Быстро, будто уходя от погони, идут все к скирду. Огромный, длинный, стоит он тут же, за сараем, тянется на добрых двадцать саженей. Чесалась об него скотина, рвали его ветры, тянули с него на подстилку и на подтопку, и стоит он, как гигантский длинный гриб с нависшими сверху желто-бурыми космами перепревших, почерневших, плотно слежавшихся лохмотьев. В самой середине его разрывает старик Задокин бок скирда, показывает на открывшееся темное отверстие и почему-то шепчет:
– Ржицу мы тут сеяли, да, а вы залазьте, залазьте, а мы посля всево гукнём!

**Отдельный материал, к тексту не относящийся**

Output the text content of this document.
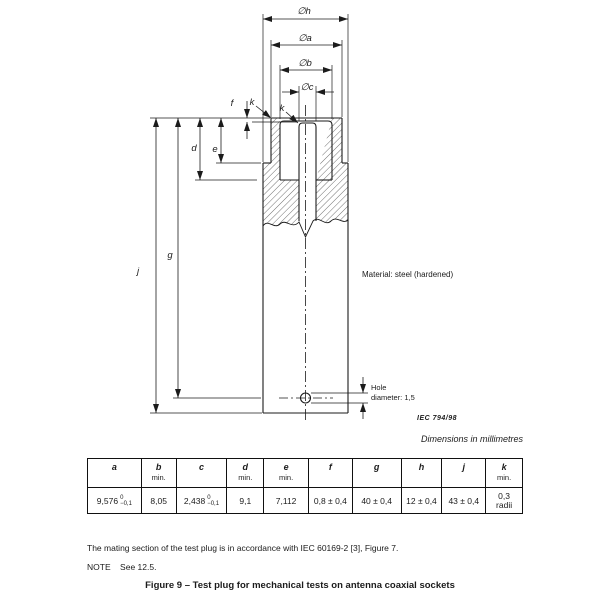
∅h
∅a
∅b
∅c
f k
k
d e
g
j
Hole
diameter: 1,5
Material: steel (hardened)
IEC 794/98
Dimensions in millimetres
a
9,576 0
−0,1
b
min.
8,05
c
2,438 0
−0,1
d
min.
9,1
e
min.
7,112
f
0,8 ± 0,4
g
40 ± 0,4
h
12 ± 0,4
j
43 ± 0,4
k
min.
0,3
radii
The mating section of the test plug is in accordance with IEC 60169-2 [3], Figure 7.
NOTE    See 12.5.
Figure 9 – Test plug for mechanical tests on antenna coaxial sockets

Нужно опускаться на четвереньки, ого, да тут целую комнату выдергали, даже кое-где кольями приперли. И тепло, только темно, хоть глаза выколи. Узкий вход быстро забрасывают снаружи. Мама села рядом с отцом, посадила сына перед собой, крепко обняла его, положив его голову себе на плечо. Все обратились в слух, и, как ни стараются хоть что-нибудь разобрать, ничего сюда, в мертвую эту тишину, не долетает. А что, если вовсе это не кто-то из Зензевки, а они, красные... Ох, да, определенно солому снова разбрасывают снаружи, слышны шаги и смех, уж ежели смеются, значит, всё хорошо. Свет пробивается через узкую дыру, в просвете появляется старший Задокин и тянет маме руку.
– Вылазьте, пронясло! Липат из Зензевки коня напоил, да назад и потрюхал. Верный он человек, свой, только штоб вас он видал, ни к чему это. Заходитя в будку, чайку попьем, да и в дорожку, как солнце сядет, так и поедем. Да, всё ничаво, тольки вот, при мальце говорить как... дело такое...
Отец отвечает быстро и решительно:
– Говорите прямо, нам теперь ко всему привыкать надо. Отминдальничались.
Но лишь после того, как выпили чая, сообщает им старик:
– Липат это был, Липат, наш он человек. Не все мы убивцы и христопродавцы. Теперь верховодят энти, што ни кола у них, ни двора, беднота, пропойцы, лентяи... И мы вот, мужики Задокины, а тоже теперь с опаской оглядываемся, да, не известно, как ишо всё повернется. А Александр Иванович ваш, Обер-Нос, и скажите вы мине, чего ему надо было - уехал и уехал, так нет же, вернулся, и через сад к заднему крыльцу. И зачал от окна доску отрывать, в дом залесть хотел, сам он, уезжая, дом забил. Тут яво сзаду за руки и схватили: «Стой, ты чаво народное добро грабишь? Бей яво!». Обомлел он, на колени упал, просить зачал. Говорит Липат, будто заплакал он, Обер-Нос. Да рази народ теперь такую жалость имеет? Вперед колом его по голове вдарили, а потом пешней звизданули... Да, ну да бросим, бросим об этом, ишь Наталья Пятровна вся, как есть, бледная, будя, коней запрягать надо.